This article is a brief overview of what a data pipeline is, why it is useful, and how to create one for a classification model. The intended audience has experience building simple classification models in python with sklearn.
What is a pipeline? The word has a quite a bit of history and several definitions, some of which will even stir up some controversy. However, there is little controversy over the “pipeline” of today’s article, that would be the data pipeline.
When building a model, there are several steps between importing the data and training a model. There are the cursory steps like handling null values, data splitting, identifying the target and predictors. Some must be done manually for each dataset and model, however pipelines can be used to automate various steps. This allows for cleaner and more modular code, and has other advantages — like helping prevent data leakage.
When using pipelines, naturally begin with importing the essentials:
# imports
import pandas as pd
import numpy as np
from sklearn.preprocessing import StandardScaler
from sklearn.ensemble import RandomForestClassifier
from sklearn.model_selection import train_test_split, GridSearchCV
from sklearn.pipeline import Pipeline
The first two imports are familiar tools for any data scientist. The others are functions and classes used in data selection, cleaning, and (of course) creating pipelines.
Another familiar step, loading and cleaning data. In this case, I’m using the infamous wine quality dataset:
# load and clean data
df = pd.read_csv('winequality-red.csv')# split the predictor and target
y = df['quality']
X = df.drop('quality', axis=1)# split into training and test sets
X_train, X_test, y_train, y_test = train_test_split(X, y,\
test_size=0.25, random_state=2021)
The wine data is relatively easy to work with- specifically there are few preprocessing steps that need to be done before training the model. In this case the numeric data needs to be scaled for the model to work properly.

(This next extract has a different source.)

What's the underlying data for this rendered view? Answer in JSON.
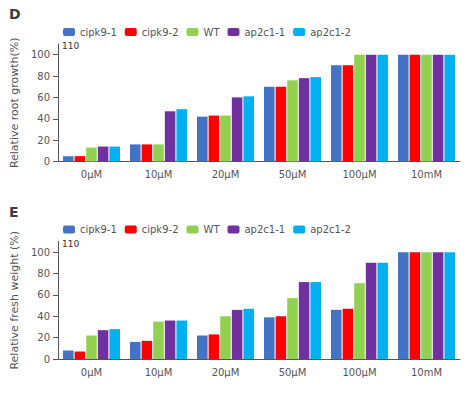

Rather than of doing this directly to the data, instead put it in the pipeline:
# Build a pipeline that scales data
scaled_pipeline = Pipeline([('ss', StandardScaler()),
('RF', RandomForestClassifier())])
See? Very simple. I’m using a random forest classifier, but this works with any classifier in the toolkit.
Now, simply fit the model and judge the performance:
# fit model with pipeline
scaled_pipeline.fit(X_train, y_train)# score performance
scaled_pipeline.score(X_test, y_test)####################################################################
Returns:
0.6725
This result means the model is correctly classifying the quality about 67% of the time. This is good for a simple model, but there are additional ways of to take advantage of this pipeline. For instance it can be used in tandem with GridSearchCV to explore models with various parameters specified. In this case, since a random forest is being used, splitting and max depth parameters can be specified:
# specify parameters for random forest
# define "grid"
grid = [{'RF__max_depth': [5, 15],
'RF__min_samples_split': [2, 5],
'RF__min_samples_leaf': [1, 3]}]
Now the pipeline may be passed as the estimator in GrisSearchCV:
# grid search
gridsearch = GridSearchCV(estimator=scaled_pipeline,
param_grid=grid,
scoring='accuracy',
cv=5)
GridSearchCV is treated like a model itself, so now simply fit and score:
# fit model
gridsearch.fit(X_train, y_train)# find accuracy
gridsearch.score(X_test, y_test)####################################################################
Returns:
0.68
With a bit of tuning, looks like there was nominal improvement to the model. However, there’s plenty of room for improvement and tweaking and adding parameters to the grid would likely lead to further improvement.
This shows how simple pipelines can make model analysis, and how easy it is to create them. With that said, operations added to pipelines are not limited to simple scaling, in fact custom operations can be defined if necessary. For instance, there are times when operations need to be done to some columns and not others. This requires the use of a “column transformer,” which is incredibly useful, and deserving as a topic for a future article.